Black of Night: completely nuts and definitely playable. Not interested in recreating the movies that are a clear inspiration.

- - -

Hyperlinks not being for all 3 books sounds like an error - maybe you should have inquired about that instead of bashing it - there aren't a ton of people working on all this - and as a result they are working very hard.

Every release is a potential commercial suicide because everywhere is becoming hostile - approval required, behind mature windows, work rejected, no ennies, no retail support, active misinformation and attack campaigns all across RPG social media by conspiracy theorists and pearl clutching fucks, all this leaning on a couple people - really truly leaning on James first and foremost.
This is James pulling together the best of the best he can - all the weird people and weird art and weird ideas swirling and James working hard alongside people to pull books out of this maelstrom, dripping with cosmic discharge.

James makes high quality books - and that is expensive - and as people are more and more voting with their wallet and not their voice, he is relying increasingly on a smaller and smaller group of freaks to be on board fiscally - as the general public's eye is wrested away from him, like tourists being shuffled and shunted away from a homeless encampment.

Meanwhile so many of these wonderful freaks who buy things won't go out and talk about it because of overwhelming resistance from puritanical bastards who want nothing more than to sexualize breasts and make gore unacceptable and only strive to make god-awful garbage books that aren't tested or played or in possession of any mechanics or boundary pushing content.

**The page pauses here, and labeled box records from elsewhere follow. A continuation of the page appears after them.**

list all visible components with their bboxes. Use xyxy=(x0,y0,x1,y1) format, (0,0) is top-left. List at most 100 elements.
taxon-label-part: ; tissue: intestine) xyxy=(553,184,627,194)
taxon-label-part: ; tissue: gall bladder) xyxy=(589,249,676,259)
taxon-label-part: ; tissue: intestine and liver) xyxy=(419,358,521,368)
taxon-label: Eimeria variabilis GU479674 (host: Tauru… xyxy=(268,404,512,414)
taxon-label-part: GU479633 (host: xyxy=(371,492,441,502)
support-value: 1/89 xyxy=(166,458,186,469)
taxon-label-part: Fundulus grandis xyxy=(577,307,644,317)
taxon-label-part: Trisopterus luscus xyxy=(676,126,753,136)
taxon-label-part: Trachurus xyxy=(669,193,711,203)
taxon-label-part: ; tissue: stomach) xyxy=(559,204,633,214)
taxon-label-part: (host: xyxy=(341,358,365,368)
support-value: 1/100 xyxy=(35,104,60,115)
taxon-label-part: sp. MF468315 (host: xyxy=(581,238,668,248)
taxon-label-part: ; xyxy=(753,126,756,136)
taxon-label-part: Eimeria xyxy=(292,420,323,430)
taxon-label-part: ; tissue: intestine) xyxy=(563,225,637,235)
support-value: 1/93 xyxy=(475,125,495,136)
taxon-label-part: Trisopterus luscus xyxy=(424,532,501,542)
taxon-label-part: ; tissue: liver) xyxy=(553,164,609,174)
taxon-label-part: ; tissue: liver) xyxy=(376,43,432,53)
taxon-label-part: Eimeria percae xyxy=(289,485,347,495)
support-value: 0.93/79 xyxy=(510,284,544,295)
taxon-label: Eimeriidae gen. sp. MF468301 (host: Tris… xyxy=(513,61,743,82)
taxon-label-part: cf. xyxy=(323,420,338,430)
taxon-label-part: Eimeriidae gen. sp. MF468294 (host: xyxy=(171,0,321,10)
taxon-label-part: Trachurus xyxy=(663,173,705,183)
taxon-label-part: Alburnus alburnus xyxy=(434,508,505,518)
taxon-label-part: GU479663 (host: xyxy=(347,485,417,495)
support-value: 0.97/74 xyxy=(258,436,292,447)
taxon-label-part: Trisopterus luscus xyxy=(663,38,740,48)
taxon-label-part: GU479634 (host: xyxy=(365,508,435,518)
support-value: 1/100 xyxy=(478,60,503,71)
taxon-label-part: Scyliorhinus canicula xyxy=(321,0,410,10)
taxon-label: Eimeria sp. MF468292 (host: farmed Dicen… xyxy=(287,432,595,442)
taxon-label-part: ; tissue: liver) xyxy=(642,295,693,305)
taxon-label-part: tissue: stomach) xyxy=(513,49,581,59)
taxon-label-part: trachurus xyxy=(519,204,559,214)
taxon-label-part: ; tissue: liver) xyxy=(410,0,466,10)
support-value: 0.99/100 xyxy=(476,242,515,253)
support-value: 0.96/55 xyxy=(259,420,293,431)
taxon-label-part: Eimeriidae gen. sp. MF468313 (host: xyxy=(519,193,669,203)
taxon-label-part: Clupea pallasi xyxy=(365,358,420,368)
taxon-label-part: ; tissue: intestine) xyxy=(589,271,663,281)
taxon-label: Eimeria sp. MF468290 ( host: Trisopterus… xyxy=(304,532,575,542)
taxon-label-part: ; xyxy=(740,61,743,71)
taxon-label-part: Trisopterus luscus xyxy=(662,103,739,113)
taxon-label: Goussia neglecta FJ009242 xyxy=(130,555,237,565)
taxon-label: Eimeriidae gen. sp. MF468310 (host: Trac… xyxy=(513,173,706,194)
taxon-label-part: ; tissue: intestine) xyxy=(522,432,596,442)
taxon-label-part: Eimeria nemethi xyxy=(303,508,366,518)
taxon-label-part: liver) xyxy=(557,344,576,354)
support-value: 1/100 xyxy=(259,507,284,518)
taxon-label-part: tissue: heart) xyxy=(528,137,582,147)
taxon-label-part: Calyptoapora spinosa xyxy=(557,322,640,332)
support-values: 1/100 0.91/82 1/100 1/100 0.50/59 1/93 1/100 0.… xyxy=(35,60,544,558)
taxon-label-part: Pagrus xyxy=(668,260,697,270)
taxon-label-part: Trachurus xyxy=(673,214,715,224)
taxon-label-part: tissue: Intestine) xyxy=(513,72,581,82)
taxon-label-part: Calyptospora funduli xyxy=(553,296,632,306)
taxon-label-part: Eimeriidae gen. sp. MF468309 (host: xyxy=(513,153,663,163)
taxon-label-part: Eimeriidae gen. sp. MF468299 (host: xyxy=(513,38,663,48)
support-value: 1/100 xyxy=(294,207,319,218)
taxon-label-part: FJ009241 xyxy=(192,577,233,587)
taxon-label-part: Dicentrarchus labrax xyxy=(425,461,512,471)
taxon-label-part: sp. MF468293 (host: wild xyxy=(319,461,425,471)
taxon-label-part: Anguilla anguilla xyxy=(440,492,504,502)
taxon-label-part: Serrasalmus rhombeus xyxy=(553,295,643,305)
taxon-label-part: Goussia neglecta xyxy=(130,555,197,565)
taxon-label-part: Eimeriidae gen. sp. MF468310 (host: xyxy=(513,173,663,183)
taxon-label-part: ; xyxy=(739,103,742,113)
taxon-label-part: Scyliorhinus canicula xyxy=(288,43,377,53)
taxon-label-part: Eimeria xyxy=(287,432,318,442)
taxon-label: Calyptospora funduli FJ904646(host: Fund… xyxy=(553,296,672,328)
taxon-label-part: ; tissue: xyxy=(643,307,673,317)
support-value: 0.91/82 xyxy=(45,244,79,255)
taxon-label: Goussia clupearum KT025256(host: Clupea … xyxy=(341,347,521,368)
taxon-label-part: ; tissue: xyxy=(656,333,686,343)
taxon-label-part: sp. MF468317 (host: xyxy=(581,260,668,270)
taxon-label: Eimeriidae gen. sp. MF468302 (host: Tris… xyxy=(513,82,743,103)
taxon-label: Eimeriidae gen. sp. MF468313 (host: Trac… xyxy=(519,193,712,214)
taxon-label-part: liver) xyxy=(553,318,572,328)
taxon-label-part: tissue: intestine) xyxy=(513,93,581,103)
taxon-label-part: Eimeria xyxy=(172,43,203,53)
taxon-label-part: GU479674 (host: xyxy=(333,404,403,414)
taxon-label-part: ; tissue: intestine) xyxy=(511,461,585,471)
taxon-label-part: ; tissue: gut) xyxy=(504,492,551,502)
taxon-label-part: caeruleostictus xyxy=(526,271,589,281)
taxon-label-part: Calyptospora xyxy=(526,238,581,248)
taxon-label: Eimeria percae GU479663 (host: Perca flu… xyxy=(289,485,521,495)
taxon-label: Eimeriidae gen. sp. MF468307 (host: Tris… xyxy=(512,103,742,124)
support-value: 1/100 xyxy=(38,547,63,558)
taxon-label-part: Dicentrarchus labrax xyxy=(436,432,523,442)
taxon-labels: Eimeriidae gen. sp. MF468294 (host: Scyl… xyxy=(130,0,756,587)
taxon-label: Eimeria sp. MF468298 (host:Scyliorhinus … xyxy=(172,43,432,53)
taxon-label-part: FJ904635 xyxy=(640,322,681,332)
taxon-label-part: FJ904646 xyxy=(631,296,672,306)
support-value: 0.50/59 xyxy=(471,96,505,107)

Meanwhile LotFP quietly has had a diverse group of artists and writers since the start - is largely bourne from the visions and hard work of one person - and uncompromisingly presents books that regularly push what can be done - both in material, presentation, and execution.

Being mad at a lack of art or a perceived dip in quality because you don't enjoy how the tables or layout looks is a problem for you - and I promise you that if you do anything good, and lay it out and do the art - then you will be happy - this is other people's hard work - and calling it outdated and ugly simply because you think that is how it is is not constructive criticism. 
Why is it ugly or outdated?
What is better?

Lamentations of the Flame Princess is built to be alien and push the Referee to play things they would never make - to put the players into the strange and weird and uncanny - and it does that by having details and decisions most books would ignore - art is a big factor, yes - but sometimes the text is the most important part. 

You have a blisteringly ignorant outlook if you don't even mention who did any of the layout or cartography - and summarily disparage the publisher and most prolific cover artist.

Making all this stuff is hard - this is not a huge team of people - it is the visionaries who toil and the visionaries who suffer when people take things for granted or dismiss things without reading them or really digesting them.


Comments

  1. Agreed.
    And yes, Glynn Seal did great work on All Dogs, and so did Yannick Bouchard.